Was schätzen Sie, wie Ihr Vater mit seiner Situation umgeht?
Mein Vater ist eine sehr starke Person. In den schwierigsten Momenten in seinem Leben hat er immer versucht, stark zu bleiben, sich Mut zu machen, anderen Mut zu machen, immer nach einem Ausweg zu suchen. Er ist Diplomingenieur. Typisch für einen Ingenieur denkt er sehr lösungsorientiert. Ich glaube, das gibt ihm jetzt Kraft. In den Gesprächen, die ich im letzten Jahr mit ihm geführt habe, hat er uns Mut gemacht und Kraft gegeben.
Aber man darf nicht vergessen: Er ist fast 68 Jahre alt und hat Parkinson. Er ist schwer krank. Er kriegt seine Medikamente nicht und so lange Zeit in Isolationshaft zu sein, macht auch der stärksten Person zu schaffen. Deshalb ist es wichtig, dass wir zeitnah etwas bewirken. Selbst wenn sie ihn nicht umbringen würden, könnte er diese unglaublich unmenschliche Situation nicht mehr lange überstehen. Man sieht auf den Fotos der Schauprozesse, wie dünn er geworden ist und dass ihm die Zähne ausgeschlagen wurden.
Sie geben zurzeit viele Interviews, sind in den Sozialen Medien aktiv und setzen sich öffentlichkeitswirksam für Ihren Vater ein. Wie geht es Ihnen?
Meine Tage sind zurzeit sehr durcheinander. Ich bin im Krisenzustand. Ich habe keinen Alltag mehr. Ich habe kaum Zeit zu essen, zu duschen oder zu schlafen. Am Ende des Tages habe ich immer das Gefühl, dass ich noch nicht genug getan habe. Mir geht es nicht gut. Das ist die schwerste Zeit meines Lebens. Aber auch das erste Mal, dass ich das Gefühl habe, dass ich gehört werde. Wir versuchen bereits seit zweieinhalb Jahren mehr Öffentlichkeit für den Fall meines Vaters zu schaffen. Seit 44 Jahren prangern wir als iranische Diaspora an, dass den Menschen im Iran geholfen werden muss.
Konnten Sie während des Kampfes um Ihren Vater etwas erreichen?
Jetzt haben wir endlich eine Stimme. Das ist erst mal positiv. Ausserdem gibt es uns Mut und Kraft zu sehen, wie die Menschen im Iran auf die Strasse gehen. Wenn ich sehe, dass sie weiter machen, obwohl sie wissen, dass sie erschossen, gefoltert, vergewaltigt oder an den Galgen gebracht werden können. Da riskieren wir im Vergleich nichts.
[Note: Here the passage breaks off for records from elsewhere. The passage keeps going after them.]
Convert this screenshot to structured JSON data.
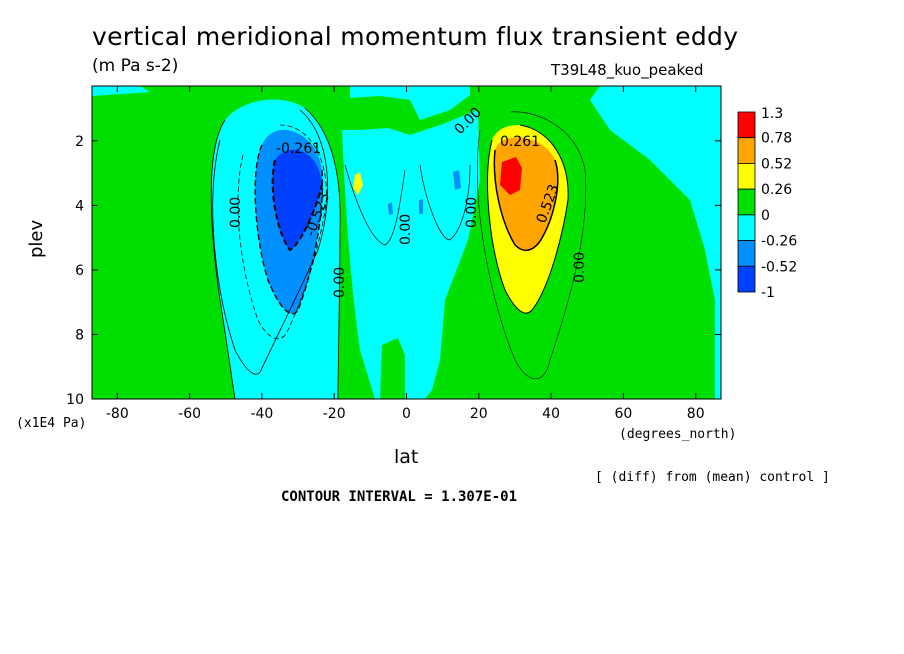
{
  "chart_data": {
    "type": "heatmap",
    "title": "vertical meridional momentum flux transient eddy",
    "subtitle": "(m Pa s-2)",
    "run_label": "T39L48_kuo_peaked",
    "xlabel": "lat",
    "xlabel_units": "(degrees_north)",
    "ylabel": "plev",
    "ylabel_units": "(x1E4 Pa)",
    "x_ticks": [
      "-80",
      "-60",
      "-40",
      "-20",
      "0",
      "20",
      "40",
      "60",
      "80"
    ],
    "y_ticks": [
      "2",
      "4",
      "6",
      "8",
      "10"
    ],
    "xlim": [
      -87,
      87
    ],
    "ylim": [
      10,
      0.3
    ],
    "colorbar_levels": [
      "1.3",
      "0.78",
      "0.52",
      "0.26",
      "0",
      "-0.26",
      "-0.52",
      "-1"
    ],
    "colorbar_colors": [
      "#ff0000",
      "#ffa500",
      "#ffff00",
      "#00e000",
      "#00ffff",
      "#0090ff",
      "#0040ff"
    ],
    "contour_labels": [
      "-0.261",
      "-0.523",
      "0.261",
      "0.523",
      "0.00"
    ],
    "features": [
      {
        "name": "southern negative maximum",
        "lat": -32,
        "plev": 3.8,
        "value": -0.9
      },
      {
        "name": "northern positive maximum",
        "lat": 29,
        "plev": 3.0,
        "value": 1.1
      }
    ],
    "contour_interval_text": "CONTOUR INTERVAL = 1.307E-01",
    "note_text": "[ (diff) from (mean) control ]"
  }
}
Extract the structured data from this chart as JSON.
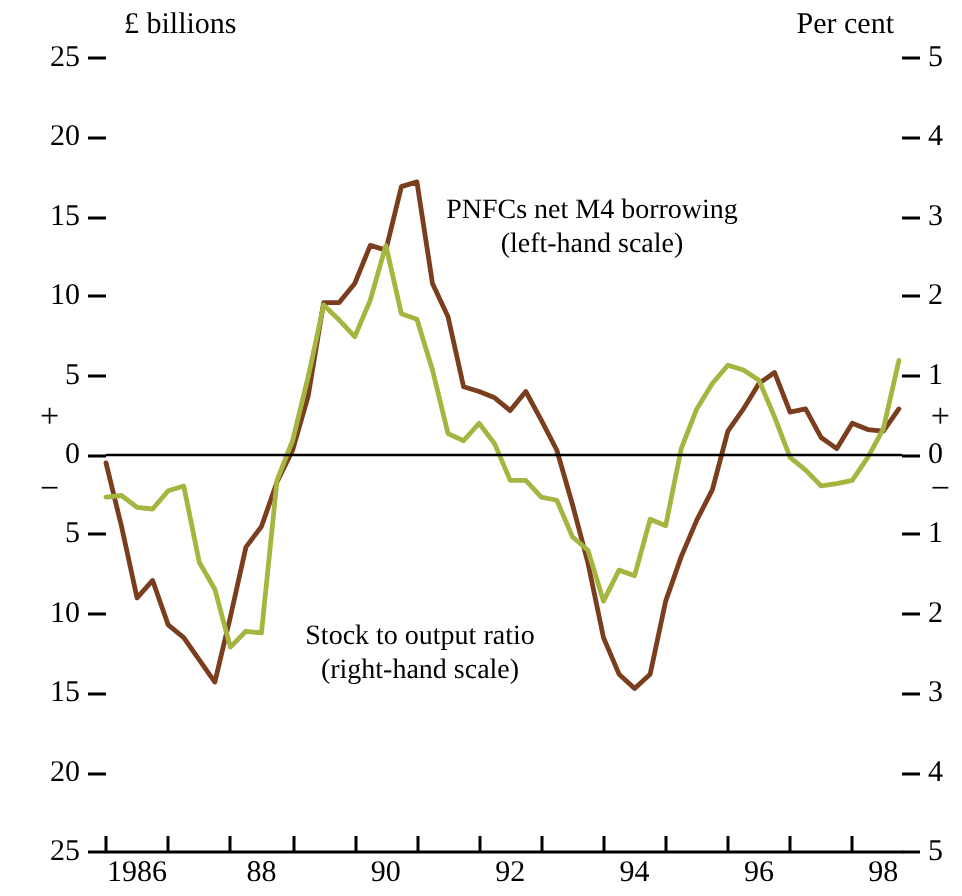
{
  "chart_data": {
    "type": "line",
    "ylabel": "£ billions",
    "y2label": "Per cent",
    "x": [
      1985.5,
      1985.75,
      1986,
      1986.25,
      1986.5,
      1986.75,
      1987,
      1987.25,
      1987.5,
      1987.75,
      1988,
      1988.25,
      1988.5,
      1988.75,
      1989,
      1989.25,
      1989.5,
      1989.75,
      1990,
      1990.25,
      1990.5,
      1990.75,
      1991,
      1991.25,
      1991.5,
      1991.75,
      1992,
      1992.25,
      1992.5,
      1992.75,
      1993,
      1993.25,
      1993.5,
      1993.75,
      1994,
      1994.25,
      1994.5,
      1994.75,
      1995,
      1995.25,
      1995.5,
      1995.75,
      1996,
      1996.25,
      1996.5,
      1996.75,
      1997,
      1997.25,
      1997.5,
      1997.75,
      1998,
      1998.25
    ],
    "series": [
      {
        "name": "PNFCs net M4 borrowing\n(left-hand scale)",
        "color": "#7a3e1f",
        "values": [
          -0.5,
          -4.5,
          -9.0,
          -7.9,
          -10.7,
          -11.5,
          -12.9,
          -14.3,
          -10.2,
          -5.8,
          -4.5,
          -1.7,
          0.3,
          3.7,
          9.6,
          9.6,
          10.8,
          13.2,
          12.9,
          16.9,
          17.2,
          10.8,
          8.7,
          4.3,
          4.0,
          3.6,
          2.8,
          4.0,
          2.2,
          0.3,
          -3.1,
          -6.8,
          -11.5,
          -13.8,
          -14.7,
          -13.8,
          -9.2,
          -6.4,
          -4.1,
          -2.2,
          1.5,
          2.9,
          4.5,
          5.2,
          2.7,
          2.9,
          1.1,
          0.4,
          2.0,
          1.6,
          1.5,
          2.9
        ]
      },
      {
        "name": "Stock to output ratio\n(right-hand scale)",
        "color": "#a5b540",
        "axis": "y2",
        "values": [
          -0.53,
          -0.51,
          -0.66,
          -0.68,
          -0.45,
          -0.39,
          -1.35,
          -1.69,
          -2.42,
          -2.22,
          -2.24,
          -0.32,
          0.18,
          0.98,
          1.89,
          1.7,
          1.49,
          1.95,
          2.64,
          1.78,
          1.71,
          1.07,
          0.27,
          0.18,
          0.4,
          0.14,
          -0.32,
          -0.32,
          -0.53,
          -0.57,
          -1.03,
          -1.2,
          -1.84,
          -1.45,
          -1.52,
          -0.81,
          -0.89,
          0.08,
          0.58,
          0.9,
          1.13,
          1.07,
          0.94,
          0.48,
          -0.03,
          -0.19,
          -0.39,
          -0.36,
          -0.32,
          -0.03,
          0.33,
          1.19
        ]
      }
    ],
    "xlim": [
      1985.5,
      1998.3
    ],
    "xticks": [
      {
        "value": 1985.5,
        "label": null
      },
      1986,
      {
        "value": 1986.5,
        "label": null
      },
      {
        "value": 1987.5,
        "label": null
      },
      {
        "value": 1988,
        "label": "88"
      },
      {
        "value": 1988.5,
        "label": null
      },
      {
        "value": 1989.5,
        "label": null
      },
      {
        "value": 1990,
        "label": "90"
      },
      {
        "value": 1990.5,
        "label": null
      },
      {
        "value": 1991.5,
        "label": null
      },
      {
        "value": 1992,
        "label": "92"
      },
      {
        "value": 1992.5,
        "label": null
      },
      {
        "value": 1993.5,
        "label": null
      },
      {
        "value": 1994,
        "label": "94"
      },
      {
        "value": 1994.5,
        "label": null
      },
      {
        "value": 1995.5,
        "label": null
      },
      {
        "value": 1996,
        "label": "96"
      },
      {
        "value": 1996.5,
        "label": null
      },
      {
        "value": 1997.5,
        "label": null
      },
      {
        "value": 1998,
        "label": "98"
      }
    ],
    "ylim": [
      -25,
      25
    ],
    "yticks": [
      {
        "value": -25,
        "label": "25"
      },
      {
        "value": -20,
        "label": "20"
      },
      {
        "value": -15,
        "label": "15"
      },
      {
        "value": -10,
        "label": "10"
      },
      {
        "value": -5,
        "label": "5"
      },
      0,
      5,
      10,
      15,
      20,
      25
    ],
    "y2lim": [
      -5,
      5
    ],
    "y2ticks": [
      {
        "value": -5,
        "label": "5"
      },
      {
        "value": -4,
        "label": "4"
      },
      {
        "value": -3,
        "label": "3"
      },
      {
        "value": -2,
        "label": "2"
      },
      {
        "value": -1,
        "label": "1"
      },
      0,
      1,
      2,
      3,
      4,
      5
    ],
    "ref_lines": [
      {
        "axis": "y",
        "value": 0,
        "color": "#000000"
      }
    ],
    "annotations": [
      "+",
      "−"
    ],
    "grid": false,
    "legend": false
  }
}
Ausserdem hat mir mein Vater das beigebracht: Egal wie viel Druck das Regime auf uns ausübt, wir können uns nicht von unserer Angst stoppen lassen. Wir müssen bei Unrecht hinschauen. Wenn sie uns einschüchtern, wenn sie uns entführen, dann überlegt man vielleicht mal, ob man aufhören sollte. Aber ganz im Gegenteil: Wir müssen weitermachen! Wir müssen zeigen, dass wir hinter den politischen Gefangenen stehen. Und wir müssen dafür sorgen, dass das niemanden mehr passieren wird. Das ist sehr wichtig für die Zukunft.